Solution: openssl s_client -connect host:443 -showcerts; check expiry: openssl x509 -enddate -noout; update-ca-certificates; check date if recent VM clone.

#026 Network is unreachable (ENETUNREACH)

Description: Routing failed at the local routing table layer.

Solution: ip a — interface up with an address? ip link set DEV up; check VLAN tags; verify default gateway with ip route.

#027 Address already in use (EADDRINUSE)

Description: Service can’t bind to a port because another process owns it.

Solution: ss -tlnp 'sport = :PORT' identifies the holder; kill or reconfigure; for fast restart use SO_REUSEADDR.

#028 Too many TIME_WAIT sockets

Description: Server runs out of ephemeral ports under high reconnection load.

Solution: ss -s shows TIME_WAIT count; tune net.ipv4.ip_local_port_range, tcp_tw_reuse; better: use connection pooling client-side.
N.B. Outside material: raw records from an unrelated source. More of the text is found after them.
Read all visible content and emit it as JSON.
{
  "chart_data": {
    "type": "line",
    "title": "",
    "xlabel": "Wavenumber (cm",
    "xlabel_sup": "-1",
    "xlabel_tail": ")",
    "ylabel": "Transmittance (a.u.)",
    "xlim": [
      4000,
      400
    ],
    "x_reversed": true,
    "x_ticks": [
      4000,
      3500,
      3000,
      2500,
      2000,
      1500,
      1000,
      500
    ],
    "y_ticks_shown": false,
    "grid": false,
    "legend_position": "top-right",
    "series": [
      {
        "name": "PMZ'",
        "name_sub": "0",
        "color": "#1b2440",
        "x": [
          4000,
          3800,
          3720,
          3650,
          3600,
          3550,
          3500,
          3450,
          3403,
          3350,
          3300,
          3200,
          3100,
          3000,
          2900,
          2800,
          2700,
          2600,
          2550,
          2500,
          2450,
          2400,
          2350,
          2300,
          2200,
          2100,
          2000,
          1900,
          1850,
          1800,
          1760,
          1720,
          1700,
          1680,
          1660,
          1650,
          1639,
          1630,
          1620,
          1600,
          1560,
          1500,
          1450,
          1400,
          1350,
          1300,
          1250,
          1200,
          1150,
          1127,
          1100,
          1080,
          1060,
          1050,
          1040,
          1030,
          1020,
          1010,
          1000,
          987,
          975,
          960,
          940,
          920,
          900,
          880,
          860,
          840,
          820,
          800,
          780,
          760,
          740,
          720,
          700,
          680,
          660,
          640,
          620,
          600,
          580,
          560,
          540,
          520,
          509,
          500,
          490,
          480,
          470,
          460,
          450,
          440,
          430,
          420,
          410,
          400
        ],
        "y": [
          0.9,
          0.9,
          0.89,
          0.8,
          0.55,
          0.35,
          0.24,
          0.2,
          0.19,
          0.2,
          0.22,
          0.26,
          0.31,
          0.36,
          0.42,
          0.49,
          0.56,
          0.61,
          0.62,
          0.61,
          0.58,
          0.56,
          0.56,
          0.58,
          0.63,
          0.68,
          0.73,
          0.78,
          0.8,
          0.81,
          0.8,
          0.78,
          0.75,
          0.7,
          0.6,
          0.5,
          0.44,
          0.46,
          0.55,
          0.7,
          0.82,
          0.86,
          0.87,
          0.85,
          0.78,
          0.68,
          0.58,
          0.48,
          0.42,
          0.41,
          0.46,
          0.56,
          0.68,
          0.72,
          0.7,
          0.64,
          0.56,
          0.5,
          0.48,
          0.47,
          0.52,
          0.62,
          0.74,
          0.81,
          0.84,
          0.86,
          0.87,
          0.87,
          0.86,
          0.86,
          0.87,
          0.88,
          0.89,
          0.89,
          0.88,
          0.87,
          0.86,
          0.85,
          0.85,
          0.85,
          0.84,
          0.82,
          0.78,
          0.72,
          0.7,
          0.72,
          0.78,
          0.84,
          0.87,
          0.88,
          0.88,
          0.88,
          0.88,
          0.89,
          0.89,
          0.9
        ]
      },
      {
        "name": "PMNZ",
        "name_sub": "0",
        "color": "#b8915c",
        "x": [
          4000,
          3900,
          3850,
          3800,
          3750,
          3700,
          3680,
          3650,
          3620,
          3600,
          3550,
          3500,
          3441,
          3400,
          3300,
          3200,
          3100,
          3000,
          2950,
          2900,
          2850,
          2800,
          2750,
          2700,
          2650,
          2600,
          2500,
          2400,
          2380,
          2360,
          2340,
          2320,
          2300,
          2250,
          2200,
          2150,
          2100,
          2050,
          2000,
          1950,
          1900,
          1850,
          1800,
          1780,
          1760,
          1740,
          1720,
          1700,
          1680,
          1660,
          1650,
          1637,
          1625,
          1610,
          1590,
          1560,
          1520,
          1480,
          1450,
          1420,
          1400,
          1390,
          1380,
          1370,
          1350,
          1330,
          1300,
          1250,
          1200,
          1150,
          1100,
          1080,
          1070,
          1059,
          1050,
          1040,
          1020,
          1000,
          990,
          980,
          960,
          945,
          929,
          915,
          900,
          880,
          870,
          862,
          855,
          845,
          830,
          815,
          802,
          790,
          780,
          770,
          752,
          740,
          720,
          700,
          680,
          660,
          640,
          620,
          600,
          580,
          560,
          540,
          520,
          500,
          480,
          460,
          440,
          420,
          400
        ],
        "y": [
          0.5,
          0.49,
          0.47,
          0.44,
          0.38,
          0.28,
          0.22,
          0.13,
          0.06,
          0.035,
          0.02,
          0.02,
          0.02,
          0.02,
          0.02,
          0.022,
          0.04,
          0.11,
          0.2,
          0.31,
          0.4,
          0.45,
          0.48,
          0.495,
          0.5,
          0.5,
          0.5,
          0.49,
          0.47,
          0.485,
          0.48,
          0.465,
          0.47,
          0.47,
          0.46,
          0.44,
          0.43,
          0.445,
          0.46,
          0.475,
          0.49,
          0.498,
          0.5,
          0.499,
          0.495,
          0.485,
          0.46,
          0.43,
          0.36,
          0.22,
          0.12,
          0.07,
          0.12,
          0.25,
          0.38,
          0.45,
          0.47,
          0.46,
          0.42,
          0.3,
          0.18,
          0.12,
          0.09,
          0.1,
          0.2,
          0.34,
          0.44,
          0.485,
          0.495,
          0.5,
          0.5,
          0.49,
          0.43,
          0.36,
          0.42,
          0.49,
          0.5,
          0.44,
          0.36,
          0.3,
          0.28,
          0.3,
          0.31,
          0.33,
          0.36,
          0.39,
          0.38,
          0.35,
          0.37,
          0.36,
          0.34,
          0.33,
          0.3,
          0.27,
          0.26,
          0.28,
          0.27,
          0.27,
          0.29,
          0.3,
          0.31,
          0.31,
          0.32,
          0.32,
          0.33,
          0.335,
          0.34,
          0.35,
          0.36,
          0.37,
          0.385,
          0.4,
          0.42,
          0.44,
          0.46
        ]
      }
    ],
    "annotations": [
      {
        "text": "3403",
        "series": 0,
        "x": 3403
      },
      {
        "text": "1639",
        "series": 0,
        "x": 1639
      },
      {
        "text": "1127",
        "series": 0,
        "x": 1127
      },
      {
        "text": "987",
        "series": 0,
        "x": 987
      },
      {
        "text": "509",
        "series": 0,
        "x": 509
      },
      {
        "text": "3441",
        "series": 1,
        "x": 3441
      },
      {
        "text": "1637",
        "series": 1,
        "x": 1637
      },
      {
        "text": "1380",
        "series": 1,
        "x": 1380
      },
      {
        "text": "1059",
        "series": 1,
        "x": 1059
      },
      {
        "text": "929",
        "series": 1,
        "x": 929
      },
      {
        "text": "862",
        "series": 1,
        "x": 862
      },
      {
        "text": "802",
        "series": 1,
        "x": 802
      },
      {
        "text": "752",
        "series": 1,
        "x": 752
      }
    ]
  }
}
#029 ARP resolution failed

Description: L2 next-hop unreachable; kernel cannot map next-hop IP to MAC.

Solution: ip neigh shows ARP cache; flush stale: ip neigh flush all; check VLAN/switch port config.

#030 ssh: Permission denied (publickey)

Description: SSH key auth rejected.

Solution: ssh -vvv user@host for verbose trace; check ~/.ssh/authorized_keys on server (mode 600, dir 700); confirm key matches: ssh-keygen -lf ~/.ssh/id_rsa.pub; check sshd logs.

Conclusion

Five habits:

  1. Always isolate DNS from connectivity: ping IP works but ping hostname doesn’t = DNS, not network.
  2. Use tcpdump -i any port X as your truth source — it doesn’t lie.
  3. Walk the OSI stack: link → addr → route → firewall → DNS → app.
  4. Refused vs timed out: refused = port not listening, timed out = packet dropped (firewall or peer down).
  5. ss -s in your toolkit for quick socket-state summary.